Other algorithms / interactive lesson
Learn dynamic programming through three different problems at once: Fibonacci, longest increasing subsequence, and 0/1 knapsack. Watch states, recurrences, comparisons, and backtracking inside an animated DP table.
About the algorithm
Dynamic programming solves a problem by breaking it into overlapping subproblems, storing the answer of each subproblem, and then building the final solution from those stored answers. This lesson uses three classic examples: Fibonacci, longest increasing subsequence, and 0/1 knapsack.

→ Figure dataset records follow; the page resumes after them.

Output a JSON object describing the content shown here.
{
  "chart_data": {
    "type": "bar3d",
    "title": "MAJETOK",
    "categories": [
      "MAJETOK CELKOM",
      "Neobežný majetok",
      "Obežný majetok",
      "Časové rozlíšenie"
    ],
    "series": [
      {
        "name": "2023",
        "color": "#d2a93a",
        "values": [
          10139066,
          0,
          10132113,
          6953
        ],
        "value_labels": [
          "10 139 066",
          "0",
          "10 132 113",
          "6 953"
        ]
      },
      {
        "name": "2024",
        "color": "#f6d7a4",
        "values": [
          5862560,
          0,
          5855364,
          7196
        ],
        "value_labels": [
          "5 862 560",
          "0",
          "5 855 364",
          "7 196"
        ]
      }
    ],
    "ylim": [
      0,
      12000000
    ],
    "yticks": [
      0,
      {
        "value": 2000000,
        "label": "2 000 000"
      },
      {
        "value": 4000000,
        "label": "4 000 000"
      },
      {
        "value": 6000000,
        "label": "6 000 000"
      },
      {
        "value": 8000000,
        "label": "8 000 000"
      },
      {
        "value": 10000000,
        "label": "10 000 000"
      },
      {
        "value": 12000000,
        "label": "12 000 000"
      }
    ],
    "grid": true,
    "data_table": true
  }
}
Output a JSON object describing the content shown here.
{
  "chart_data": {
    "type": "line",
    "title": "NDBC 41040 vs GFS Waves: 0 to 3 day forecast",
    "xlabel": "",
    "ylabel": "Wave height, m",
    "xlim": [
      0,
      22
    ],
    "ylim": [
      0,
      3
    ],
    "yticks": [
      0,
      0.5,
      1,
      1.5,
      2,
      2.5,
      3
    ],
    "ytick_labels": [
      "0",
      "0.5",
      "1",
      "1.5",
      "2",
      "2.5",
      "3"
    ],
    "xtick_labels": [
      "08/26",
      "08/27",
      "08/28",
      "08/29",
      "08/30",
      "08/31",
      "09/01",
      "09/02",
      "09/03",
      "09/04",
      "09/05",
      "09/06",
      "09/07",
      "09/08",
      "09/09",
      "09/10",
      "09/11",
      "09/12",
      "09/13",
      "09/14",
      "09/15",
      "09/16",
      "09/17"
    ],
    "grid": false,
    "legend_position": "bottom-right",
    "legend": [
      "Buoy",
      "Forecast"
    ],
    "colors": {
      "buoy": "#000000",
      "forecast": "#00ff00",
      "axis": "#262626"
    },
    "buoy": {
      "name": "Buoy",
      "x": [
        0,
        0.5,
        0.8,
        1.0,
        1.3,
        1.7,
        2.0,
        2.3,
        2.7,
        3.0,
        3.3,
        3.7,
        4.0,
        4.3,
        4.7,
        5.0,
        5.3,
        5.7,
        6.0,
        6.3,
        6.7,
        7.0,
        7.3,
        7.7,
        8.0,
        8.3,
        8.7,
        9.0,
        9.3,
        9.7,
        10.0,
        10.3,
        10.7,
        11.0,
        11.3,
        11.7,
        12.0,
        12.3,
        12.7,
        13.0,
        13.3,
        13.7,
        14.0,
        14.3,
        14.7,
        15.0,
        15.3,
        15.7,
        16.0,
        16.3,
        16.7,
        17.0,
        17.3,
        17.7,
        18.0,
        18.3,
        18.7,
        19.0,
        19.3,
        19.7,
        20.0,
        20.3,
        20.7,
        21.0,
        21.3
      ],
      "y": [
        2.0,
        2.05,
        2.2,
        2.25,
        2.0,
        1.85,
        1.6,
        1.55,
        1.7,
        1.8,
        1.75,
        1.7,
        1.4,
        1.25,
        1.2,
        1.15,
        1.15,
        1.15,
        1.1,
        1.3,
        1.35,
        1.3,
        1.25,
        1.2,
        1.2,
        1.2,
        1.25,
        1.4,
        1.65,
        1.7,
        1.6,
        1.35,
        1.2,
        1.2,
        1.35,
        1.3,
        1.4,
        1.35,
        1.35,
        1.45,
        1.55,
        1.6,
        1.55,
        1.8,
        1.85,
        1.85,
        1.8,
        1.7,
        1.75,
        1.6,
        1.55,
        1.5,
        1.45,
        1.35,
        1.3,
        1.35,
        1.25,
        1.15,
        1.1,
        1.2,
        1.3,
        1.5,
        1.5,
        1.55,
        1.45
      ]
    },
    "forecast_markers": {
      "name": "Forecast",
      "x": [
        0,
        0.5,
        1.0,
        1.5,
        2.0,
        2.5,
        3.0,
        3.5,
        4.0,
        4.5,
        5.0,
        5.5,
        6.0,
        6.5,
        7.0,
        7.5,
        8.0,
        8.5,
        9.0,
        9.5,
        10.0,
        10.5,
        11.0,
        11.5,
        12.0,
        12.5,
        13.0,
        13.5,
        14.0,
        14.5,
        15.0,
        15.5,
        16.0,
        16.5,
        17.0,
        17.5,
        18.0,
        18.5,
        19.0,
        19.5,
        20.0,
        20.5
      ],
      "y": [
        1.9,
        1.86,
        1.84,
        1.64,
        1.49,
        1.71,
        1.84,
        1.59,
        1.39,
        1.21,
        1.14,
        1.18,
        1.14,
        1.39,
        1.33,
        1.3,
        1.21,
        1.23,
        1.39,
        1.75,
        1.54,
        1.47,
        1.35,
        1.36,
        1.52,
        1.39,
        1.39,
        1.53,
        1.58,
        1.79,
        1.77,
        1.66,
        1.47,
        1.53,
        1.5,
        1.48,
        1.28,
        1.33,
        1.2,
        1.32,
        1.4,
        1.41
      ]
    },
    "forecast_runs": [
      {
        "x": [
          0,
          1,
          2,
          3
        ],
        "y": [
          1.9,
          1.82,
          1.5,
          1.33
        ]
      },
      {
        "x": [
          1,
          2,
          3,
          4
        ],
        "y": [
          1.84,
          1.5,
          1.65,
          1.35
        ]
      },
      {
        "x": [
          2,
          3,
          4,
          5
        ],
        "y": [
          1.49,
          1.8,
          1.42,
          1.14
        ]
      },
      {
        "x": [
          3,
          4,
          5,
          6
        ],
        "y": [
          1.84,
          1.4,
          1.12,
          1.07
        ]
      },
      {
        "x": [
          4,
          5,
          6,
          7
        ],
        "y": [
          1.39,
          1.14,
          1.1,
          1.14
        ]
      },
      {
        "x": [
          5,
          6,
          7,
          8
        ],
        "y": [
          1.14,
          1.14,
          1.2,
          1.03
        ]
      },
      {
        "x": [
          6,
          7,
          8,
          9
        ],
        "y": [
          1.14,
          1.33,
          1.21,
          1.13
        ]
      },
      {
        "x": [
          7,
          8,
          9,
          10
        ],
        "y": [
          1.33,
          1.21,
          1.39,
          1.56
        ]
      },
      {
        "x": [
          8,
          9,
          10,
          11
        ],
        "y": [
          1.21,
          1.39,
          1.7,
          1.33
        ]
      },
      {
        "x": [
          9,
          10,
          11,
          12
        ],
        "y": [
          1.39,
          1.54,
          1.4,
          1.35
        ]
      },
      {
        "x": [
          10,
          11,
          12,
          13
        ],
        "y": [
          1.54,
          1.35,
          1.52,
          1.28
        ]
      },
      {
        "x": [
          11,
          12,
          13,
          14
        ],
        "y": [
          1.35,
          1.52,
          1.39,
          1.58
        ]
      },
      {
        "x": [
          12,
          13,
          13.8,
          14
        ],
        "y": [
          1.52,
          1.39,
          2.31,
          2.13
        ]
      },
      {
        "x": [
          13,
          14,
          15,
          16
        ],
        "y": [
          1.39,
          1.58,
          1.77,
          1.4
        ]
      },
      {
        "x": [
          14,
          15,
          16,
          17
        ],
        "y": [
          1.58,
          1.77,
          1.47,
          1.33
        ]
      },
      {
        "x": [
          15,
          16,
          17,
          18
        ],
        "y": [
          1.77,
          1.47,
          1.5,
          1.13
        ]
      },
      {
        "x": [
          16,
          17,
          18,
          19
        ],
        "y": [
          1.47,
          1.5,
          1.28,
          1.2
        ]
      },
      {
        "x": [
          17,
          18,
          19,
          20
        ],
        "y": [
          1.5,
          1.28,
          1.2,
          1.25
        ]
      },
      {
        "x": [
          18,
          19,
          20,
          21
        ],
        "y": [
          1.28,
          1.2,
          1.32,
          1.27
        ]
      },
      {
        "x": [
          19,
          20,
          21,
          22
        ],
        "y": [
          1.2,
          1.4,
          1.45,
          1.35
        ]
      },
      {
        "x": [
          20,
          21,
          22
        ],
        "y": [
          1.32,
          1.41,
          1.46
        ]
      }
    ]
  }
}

Richard Bellman popularized the term dynamic programming in the 1950s while working on multistage decision processes. Since then, dynamic programming has become one of the core design techniques in algorithms, optimization, operations research, and computer science education.
A dynamic-programming solution begins by defining a state, such as a table cell, that captures one subproblem. Next, it defines a recurrence describing how that state depends on smaller states. Finally, it fills the table in an order that guarantees each dependency is already known. Some problems, such as LIS or knapsack, also store backtracking information so the actual optimum solution can be reconstructed after the table is full.
Dynamic programming appears everywhere: sequence analysis, shortest paths, edit distance, knapsack-like planning, bioinformatics, compiler optimization, scheduling, finance, and game theory. Whenever a problem combines optimal substructure with overlapping subproblems, dynamic programming is a strong candidate.
Code companion
Connect each visual decision to an implementation pattern.
choose a state definition
choose base cases
choose a recurrence
fill the table in dependency order
if needed, backtrack from the optimum cell to recover the actual solution
example: 0/1 knapsack
for w from 0 to capacity:
dp[0][w] = 0
for i from 1 to n:
for w from 0 to capacity:
if item[i].weight > w:
dp[i][w] = dp[i - 1][w]
else:
dp[i][w] = max(
dp[i - 1][w],
dp[i - 1][w - item[i].weight] + item[i].value
)